= The Phoenix Boys Choir =

Arizona based choir

The Phoenix Boys Choir is a boys' choir based in Phoenix, Arizona.

== History ==
Founded in 1947 by Dr. Harvey K Smith, the Phoenix Boys Choir has programs featuring training in voice, music theory, and performance for boys age 7 to 14. Currently, there are approximately 125 young boys and men participating. In 2023, the choir marked its 75th anniversary.

== Performances ==

Each year the choir performs a full and varied season, beginning in the early fall and ending in late May or early June, followed by their annual concert tour.

Of all of the choir's annual performances, one of the most attended and highly publicized are their series of Holiday concerts performed in December. These concerts are performed in churches and concert halls across the Valley of the Sun and contain both Christmas and Hanukkah pieces. In recent years the choir has been invited to sing annually at the Arizona Biltmore Resort's tree lighting ceremony.

The choir performs a classics concert—usually in February—featuring traditional pieces in the boys' choir repertoire and one or two annual Pops concerts—usually in May. The program of the pops concert generally is culled from the traditions of Americana, the American Songbook, Broadway show tunes, and pieces from contemporary film, television, and other popular outlets. These concerts often feature a special guest performer.
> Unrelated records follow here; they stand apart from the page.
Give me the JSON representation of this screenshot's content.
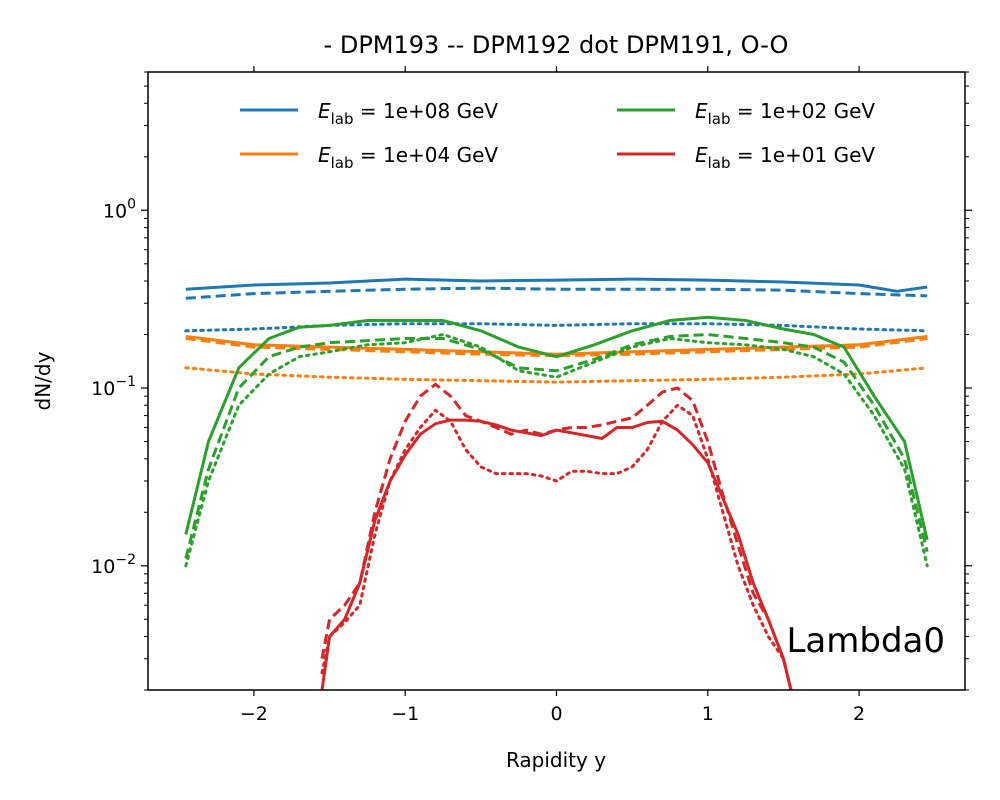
{
  "chart_data": {
    "type": "line",
    "title": "- DPM193 -- DPM192 dot DPM191, O-O",
    "xlabel": "Rapidity y",
    "ylabel": "dN/dy",
    "xlim": [
      -2.7,
      2.7
    ],
    "ylim": [
      0.002,
      6
    ],
    "yscale": "log",
    "grid": false,
    "legend_position": "top",
    "annotation": "Lambda0",
    "xticks": [
      -2,
      -1,
      0,
      1,
      2
    ],
    "xtick_labels": [
      "−2",
      "−1",
      "0",
      "1",
      "2"
    ],
    "yticks": [
      0.01,
      0.1,
      1
    ],
    "ytick_labels": [
      {
        "base": "10",
        "exp": "−2"
      },
      {
        "base": "10",
        "exp": "−1"
      },
      {
        "base": "10",
        "exp": "0"
      }
    ],
    "linestyles": {
      "solid": "DPM193",
      "dashed": "DPM192",
      "dotted": "DPM191"
    },
    "legend": [
      {
        "prefix": "E",
        "sub": "lab",
        "text": " = 1e+08 GeV",
        "color": "#1f77b4"
      },
      {
        "prefix": "E",
        "sub": "lab",
        "text": " = 1e+04 GeV",
        "color": "#ff7f0e"
      },
      {
        "prefix": "E",
        "sub": "lab",
        "text": " = 1e+02 GeV",
        "color": "#2ca02c"
      },
      {
        "prefix": "E",
        "sub": "lab",
        "text": " = 1e+01 GeV",
        "color": "#d62728"
      }
    ],
    "series": [
      {
        "color": "#1f77b4",
        "style": "solid",
        "x": [
          -2.45,
          -2.0,
          -1.5,
          -1.0,
          -0.5,
          0.0,
          0.5,
          1.0,
          1.5,
          2.0,
          2.25,
          2.45
        ],
        "y": [
          0.36,
          0.38,
          0.39,
          0.41,
          0.4,
          0.405,
          0.41,
          0.405,
          0.395,
          0.38,
          0.35,
          0.37
        ]
      },
      {
        "color": "#1f77b4",
        "style": "dashed",
        "x": [
          -2.45,
          -2.0,
          -1.5,
          -1.0,
          -0.5,
          0.0,
          0.5,
          1.0,
          1.5,
          2.0,
          2.45
        ],
        "y": [
          0.32,
          0.34,
          0.35,
          0.36,
          0.365,
          0.36,
          0.36,
          0.36,
          0.355,
          0.34,
          0.33
        ]
      },
      {
        "color": "#1f77b4",
        "style": "dotted",
        "x": [
          -2.45,
          -2.0,
          -1.5,
          -1.0,
          -0.5,
          0.0,
          0.5,
          1.0,
          1.5,
          2.0,
          2.45
        ],
        "y": [
          0.21,
          0.215,
          0.225,
          0.23,
          0.23,
          0.225,
          0.23,
          0.23,
          0.225,
          0.215,
          0.21
        ]
      },
      {
        "color": "#ff7f0e",
        "style": "solid",
        "x": [
          -2.45,
          -2.0,
          -1.5,
          -1.0,
          -0.5,
          0.0,
          0.5,
          1.0,
          1.5,
          2.0,
          2.45
        ],
        "y": [
          0.195,
          0.175,
          0.17,
          0.165,
          0.16,
          0.155,
          0.16,
          0.165,
          0.17,
          0.175,
          0.195
        ]
      },
      {
        "color": "#ff7f0e",
        "style": "dashed",
        "x": [
          -2.45,
          -2.0,
          -1.5,
          -1.0,
          -0.5,
          0.0,
          0.5,
          1.0,
          1.5,
          2.0,
          2.45
        ],
        "y": [
          0.19,
          0.17,
          0.165,
          0.16,
          0.155,
          0.152,
          0.155,
          0.16,
          0.165,
          0.17,
          0.19
        ]
      },
      {
        "color": "#ff7f0e",
        "style": "dotted",
        "x": [
          -2.45,
          -2.0,
          -1.5,
          -1.0,
          -0.5,
          0.0,
          0.5,
          1.0,
          1.5,
          2.0,
          2.45
        ],
        "y": [
          0.13,
          0.12,
          0.115,
          0.112,
          0.11,
          0.108,
          0.11,
          0.112,
          0.115,
          0.12,
          0.13
        ]
      },
      {
        "color": "#2ca02c",
        "style": "solid",
        "x": [
          -2.45,
          -2.3,
          -2.1,
          -1.9,
          -1.7,
          -1.5,
          -1.25,
          -1.0,
          -0.75,
          -0.5,
          -0.25,
          0.0,
          0.25,
          0.5,
          0.75,
          1.0,
          1.25,
          1.5,
          1.7,
          1.9,
          2.1,
          2.3,
          2.45
        ],
        "y": [
          0.015,
          0.05,
          0.13,
          0.19,
          0.22,
          0.225,
          0.24,
          0.24,
          0.24,
          0.21,
          0.17,
          0.15,
          0.175,
          0.21,
          0.24,
          0.25,
          0.24,
          0.215,
          0.2,
          0.17,
          0.09,
          0.05,
          0.014
        ]
      },
      {
        "color": "#2ca02c",
        "style": "dashed",
        "x": [
          -2.45,
          -2.3,
          -2.1,
          -1.9,
          -1.7,
          -1.5,
          -1.25,
          -1.0,
          -0.75,
          -0.5,
          -0.25,
          0.0,
          0.25,
          0.5,
          0.75,
          1.0,
          1.25,
          1.5,
          1.7,
          1.9,
          2.1,
          2.3,
          2.45
        ],
        "y": [
          0.011,
          0.035,
          0.1,
          0.15,
          0.17,
          0.18,
          0.185,
          0.19,
          0.19,
          0.165,
          0.13,
          0.125,
          0.145,
          0.175,
          0.195,
          0.2,
          0.19,
          0.18,
          0.17,
          0.14,
          0.08,
          0.04,
          0.012
        ]
      },
      {
        "color": "#2ca02c",
        "style": "dotted",
        "x": [
          -2.45,
          -2.3,
          -2.1,
          -1.9,
          -1.7,
          -1.5,
          -1.25,
          -1.0,
          -0.75,
          -0.5,
          -0.25,
          0.0,
          0.25,
          0.5,
          0.75,
          1.0,
          1.25,
          1.5,
          1.7,
          1.9,
          2.1,
          2.3,
          2.45
        ],
        "y": [
          0.01,
          0.03,
          0.08,
          0.12,
          0.15,
          0.16,
          0.175,
          0.18,
          0.2,
          0.17,
          0.125,
          0.115,
          0.14,
          0.17,
          0.19,
          0.18,
          0.175,
          0.165,
          0.15,
          0.12,
          0.07,
          0.035,
          0.01
        ]
      },
      {
        "color": "#d62728",
        "style": "solid",
        "x": [
          -1.55,
          -1.5,
          -1.4,
          -1.3,
          -1.2,
          -1.1,
          -1.0,
          -0.9,
          -0.8,
          -0.7,
          -0.6,
          -0.5,
          -0.4,
          -0.3,
          -0.2,
          -0.1,
          0.0,
          0.1,
          0.2,
          0.3,
          0.4,
          0.5,
          0.6,
          0.7,
          0.8,
          0.9,
          1.0,
          1.1,
          1.2,
          1.3,
          1.4,
          1.5,
          1.55
        ],
        "y": [
          0.002,
          0.004,
          0.005,
          0.008,
          0.018,
          0.03,
          0.042,
          0.055,
          0.063,
          0.066,
          0.066,
          0.065,
          0.062,
          0.058,
          0.056,
          0.054,
          0.058,
          0.056,
          0.054,
          0.052,
          0.06,
          0.06,
          0.064,
          0.065,
          0.058,
          0.048,
          0.038,
          0.024,
          0.015,
          0.008,
          0.005,
          0.003,
          0.002
        ]
      },
      {
        "color": "#d62728",
        "style": "dashed",
        "x": [
          -1.55,
          -1.5,
          -1.4,
          -1.3,
          -1.2,
          -1.1,
          -1.0,
          -0.9,
          -0.8,
          -0.7,
          -0.6,
          -0.5,
          -0.4,
          -0.3,
          -0.2,
          -0.1,
          0.0,
          0.1,
          0.2,
          0.3,
          0.4,
          0.5,
          0.6,
          0.7,
          0.8,
          0.9,
          1.0,
          1.1,
          1.2,
          1.3,
          1.4,
          1.5,
          1.55
        ],
        "y": [
          0.003,
          0.005,
          0.006,
          0.008,
          0.02,
          0.04,
          0.065,
          0.09,
          0.105,
          0.09,
          0.07,
          0.065,
          0.06,
          0.055,
          0.058,
          0.055,
          0.058,
          0.06,
          0.06,
          0.062,
          0.065,
          0.068,
          0.08,
          0.095,
          0.1,
          0.085,
          0.05,
          0.025,
          0.013,
          0.007,
          0.005,
          0.003,
          0.002
        ]
      },
      {
        "color": "#d62728",
        "style": "dotted",
        "x": [
          -1.55,
          -1.5,
          -1.4,
          -1.3,
          -1.2,
          -1.1,
          -1.0,
          -0.9,
          -0.8,
          -0.7,
          -0.6,
          -0.5,
          -0.4,
          -0.3,
          -0.2,
          -0.1,
          0.0,
          0.1,
          0.2,
          0.3,
          0.4,
          0.5,
          0.6,
          0.7,
          0.8,
          0.9,
          1.0,
          1.1,
          1.2,
          1.3,
          1.4,
          1.5,
          1.55
        ],
        "y": [
          0.0025,
          0.004,
          0.0048,
          0.006,
          0.015,
          0.03,
          0.045,
          0.06,
          0.075,
          0.065,
          0.045,
          0.036,
          0.033,
          0.033,
          0.033,
          0.032,
          0.03,
          0.034,
          0.034,
          0.033,
          0.033,
          0.036,
          0.045,
          0.065,
          0.08,
          0.07,
          0.04,
          0.02,
          0.01,
          0.006,
          0.004,
          0.003,
          0.002
        ]
      }
    ]
  }
}
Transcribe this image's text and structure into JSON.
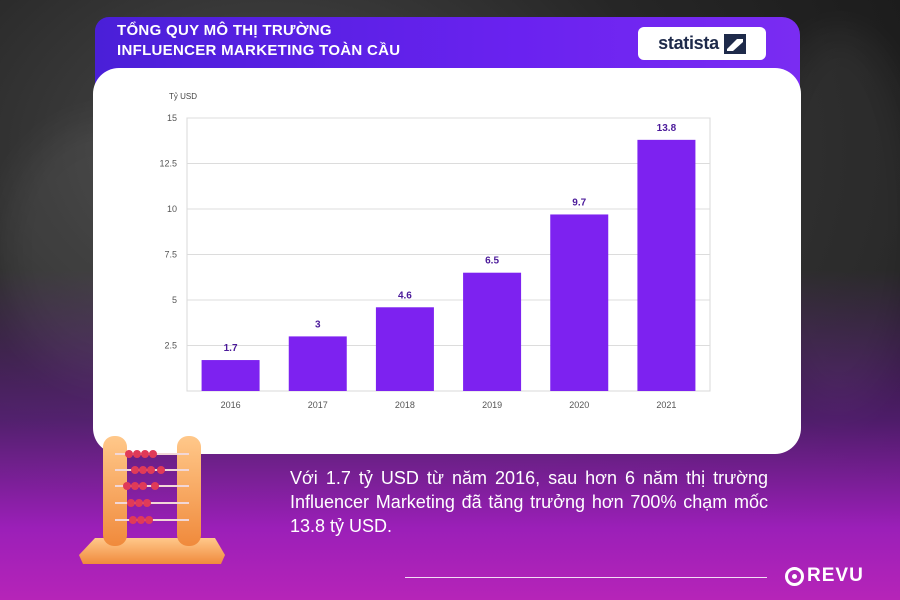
{
  "title": {
    "line1": "TỔNG QUY MÔ THỊ TRƯỜNG",
    "line2": "INFLUENCER MARKETING TOÀN CẦU"
  },
  "logo": {
    "text": "statista",
    "icon": "statista-mark-icon"
  },
  "chart_data": {
    "type": "bar",
    "ylabel": "Tỷ USD",
    "xlabel": "",
    "categories": [
      "2016",
      "2017",
      "2018",
      "2019",
      "2020",
      "2021"
    ],
    "values": [
      1.7,
      3,
      4.6,
      6.5,
      9.7,
      13.8
    ],
    "value_labels": [
      "1.7",
      "3",
      "4.6",
      "6.5",
      "9.7",
      "13.8"
    ],
    "ylim": [
      0,
      15
    ],
    "yticks": [
      2.5,
      5,
      7.5,
      10,
      12.5,
      15
    ],
    "ytick_labels": [
      "2.5",
      "5",
      "7.5",
      "10",
      "12.5",
      "15"
    ],
    "grid": true,
    "bar_color": "#7d22f0",
    "label_color": "#4b1a9a"
  },
  "caption": "Với 1.7 tỷ USD từ năm 2016, sau hơn 6 năm thị trường Influencer Marketing đã tăng trưởng hơn 700% chạm mốc 13.8 tỷ USD.",
  "brand": {
    "name": "REVU"
  }
}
== Current conductors and staff ==

Herbert Washington became the artistic director of the choir in June 2019 upon the retirement of Georg Stangelberger. Herbert has been both a boys' choir member under Dr. Smith as well as having directed the Cadet and Masters choirs in previous years under Maestro Stangelberger.

Travis White is the current conductor of the Cadet Choir, and Kirk Douglas is the current conductor of the Town Choir.

== Previous conductors and staff ==

Georg Stangelberger (1999–2019) joined the Phoenix Boys Choir as artistic director in 1999 upon the retirement of Dr. Smith. He graduated from the Musikhochschule in Vienna and spent more than 13 years with the Vienna Boys Choir, where he served as a principal choir conductor and associate artistic director. He led the Phoenix Boys Choir to its Carnegie Hall debut in 2003. He had returned to Austria.

Harvey K. Smith (1960–1999) served as Artistic Director Emeritus after his retirement in 1999. A native Arizonan, Dr. Smith received his education at Occidental College, Master of Music at the University of Southern California, Doctor of Musical Arts at the University of Arizona, and Honorary Doctor of Letters at Grand Canyon University. Dr. Smith and his wife, Dorothy Lincoln-Smith, worked as clinicians upon his retirement from the choir, were avid scuba divers, and co-authors of the video teaching series Singing and Growing. He died December 12, 2012, at age 76, after a long battle with Parkinson's disease.

== Levels ==

There are five levels of the Phoenix Boys Choir, of increasingly advanced singers.

Boys as young as 7 audition and begin their choir careers in the Cadet Choir, the lowest level. The Cadet Choir is divided into four Neighborhood Choirs, each under the direction of a different conductor and meeting at separate locations. Currently there are Neighborhood Choirs located in Peoria, downtown Phoenix, Tempe, and one at that meets at the choir's headquarters in the Helen C. Lincoln Building on Missouri Avenue.

The Town Choir is senior to the Cadet Choir. Boys in this choir are exposed to their first touring experiences. They embark annually on a national tour but do not travel internationally. Previous tours have gone to Texas, New Mexico, and Northern Arizona.

The Tour Choir is the Phoenix Boys Choir's highest level. Members range in age from 10 to 14 years old and are the most advanced, most accomplished singers in the program. Each year they perform an extensive tour, alternating national and international itineraries.

Boys older than 14 whose voices have changed are graduated to the Young Men's Ensemble.

The Masters choir, also conducted by Georg Stangelberger is a choir for boys who have graduated from the choir.